Он взял документ. Это был паспорт, на его последней странице находилась маленькая фотография необычайно красивой женщины с блестящими глазами и затаенной улыбкой. Паспорт был выписан во Франции на имя Айседоры Дункан.
Человека, к которому она обратилась, звали Илья Ильич Шнейдер, и он был известный журналист, театральный критик и драматург, по воле судьбы (вернее, по приказу правительства) устраивавший в Советской России дела знаменитой танцовщицы Айседоры Дункан, ставший ее секретарем и переводчиком. В конце концов они подружились настолько, что Айседора не постеснялась обратиться к нему с просьбой… подделать паспорт. Пусть другого государства, но все же!
Илья Ильич посмотрел на изящный ноготь, который указывал на цифру, обозначающую год рождения: 1877. Первая семерка была написана криво, словно перо дрогнуло в руках французского делопроизводителя, заполнявшего документ. Чуть-чуть дополнить линию черной тушью – и семерка запросто превратится в восьмерку.
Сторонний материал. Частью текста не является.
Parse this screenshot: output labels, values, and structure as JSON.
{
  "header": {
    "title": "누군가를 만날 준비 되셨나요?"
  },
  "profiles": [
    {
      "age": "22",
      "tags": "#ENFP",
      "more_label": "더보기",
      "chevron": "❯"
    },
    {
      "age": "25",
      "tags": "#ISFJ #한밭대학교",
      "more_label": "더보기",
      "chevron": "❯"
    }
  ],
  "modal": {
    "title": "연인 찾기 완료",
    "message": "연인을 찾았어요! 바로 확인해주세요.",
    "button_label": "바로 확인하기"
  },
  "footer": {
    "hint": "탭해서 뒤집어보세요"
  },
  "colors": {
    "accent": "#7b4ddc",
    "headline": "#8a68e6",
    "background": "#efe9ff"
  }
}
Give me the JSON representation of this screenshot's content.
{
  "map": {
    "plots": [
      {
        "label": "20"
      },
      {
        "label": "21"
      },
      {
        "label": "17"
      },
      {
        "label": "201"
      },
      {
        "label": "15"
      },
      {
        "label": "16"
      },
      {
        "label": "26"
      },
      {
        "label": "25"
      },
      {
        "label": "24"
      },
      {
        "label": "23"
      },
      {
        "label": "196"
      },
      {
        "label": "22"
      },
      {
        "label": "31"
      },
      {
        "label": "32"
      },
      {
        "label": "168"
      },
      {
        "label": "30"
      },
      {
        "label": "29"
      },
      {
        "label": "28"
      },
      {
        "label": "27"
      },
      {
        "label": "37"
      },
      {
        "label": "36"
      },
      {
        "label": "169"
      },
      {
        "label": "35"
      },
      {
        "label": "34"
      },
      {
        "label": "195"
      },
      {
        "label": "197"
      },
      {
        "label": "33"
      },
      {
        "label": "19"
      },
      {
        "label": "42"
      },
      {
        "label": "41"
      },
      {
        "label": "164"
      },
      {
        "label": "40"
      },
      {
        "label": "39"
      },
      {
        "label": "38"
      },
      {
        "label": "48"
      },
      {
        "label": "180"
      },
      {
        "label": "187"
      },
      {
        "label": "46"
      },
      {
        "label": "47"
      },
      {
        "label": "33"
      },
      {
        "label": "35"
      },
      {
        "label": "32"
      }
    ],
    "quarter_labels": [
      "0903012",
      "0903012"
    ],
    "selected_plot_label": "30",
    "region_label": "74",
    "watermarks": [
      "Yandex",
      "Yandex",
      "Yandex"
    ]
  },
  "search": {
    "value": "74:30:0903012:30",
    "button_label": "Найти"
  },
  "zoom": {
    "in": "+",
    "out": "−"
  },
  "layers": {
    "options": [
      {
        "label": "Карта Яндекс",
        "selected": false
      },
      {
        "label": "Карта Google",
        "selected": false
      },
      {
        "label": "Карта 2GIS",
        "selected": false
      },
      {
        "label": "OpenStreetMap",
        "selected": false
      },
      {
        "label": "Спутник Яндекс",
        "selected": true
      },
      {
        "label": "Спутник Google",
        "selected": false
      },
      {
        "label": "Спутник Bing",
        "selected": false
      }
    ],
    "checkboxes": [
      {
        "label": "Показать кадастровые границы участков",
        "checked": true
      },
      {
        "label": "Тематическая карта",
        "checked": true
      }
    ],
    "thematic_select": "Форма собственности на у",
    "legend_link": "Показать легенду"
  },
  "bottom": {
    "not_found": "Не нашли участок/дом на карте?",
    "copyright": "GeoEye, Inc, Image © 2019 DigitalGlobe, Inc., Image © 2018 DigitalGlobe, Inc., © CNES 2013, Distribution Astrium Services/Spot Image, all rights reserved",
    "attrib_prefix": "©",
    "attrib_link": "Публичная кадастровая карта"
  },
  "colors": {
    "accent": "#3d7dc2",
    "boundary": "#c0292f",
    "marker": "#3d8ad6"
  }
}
Илья Ильич поднял глаза от паспорта и поглядел на его обладательницу, которая улыбалась враз и смущенно, и развязно. Судя по этим двум семеркам и дню рождения (27 мая), ей сейчас, в начале мая 1922 года, почти 45 лет. Если исправить цифру, по документам будет тридцать пять. Илья Ильич знал толк в красавицах и мог бы поклясться на Библии (если бы какому-то безумцу пришло в голову потребовать от него такую клятву в постреволюционной России!): больше тридцати никто и никогда не дал бы этой богине с медными волосами, струившимися волнами и спускавшимися на длинную шею, этой нимфе с роскошной фигурой и глазами изменчивыми, переливчатыми, словно радужные мыльные пузырьки, которые вбирают в себя все краски окружающей вселенной. Сейчас, как и всегда в минуты глубокого волнения, глаза у нее сделались не то синие, не то сиреневые…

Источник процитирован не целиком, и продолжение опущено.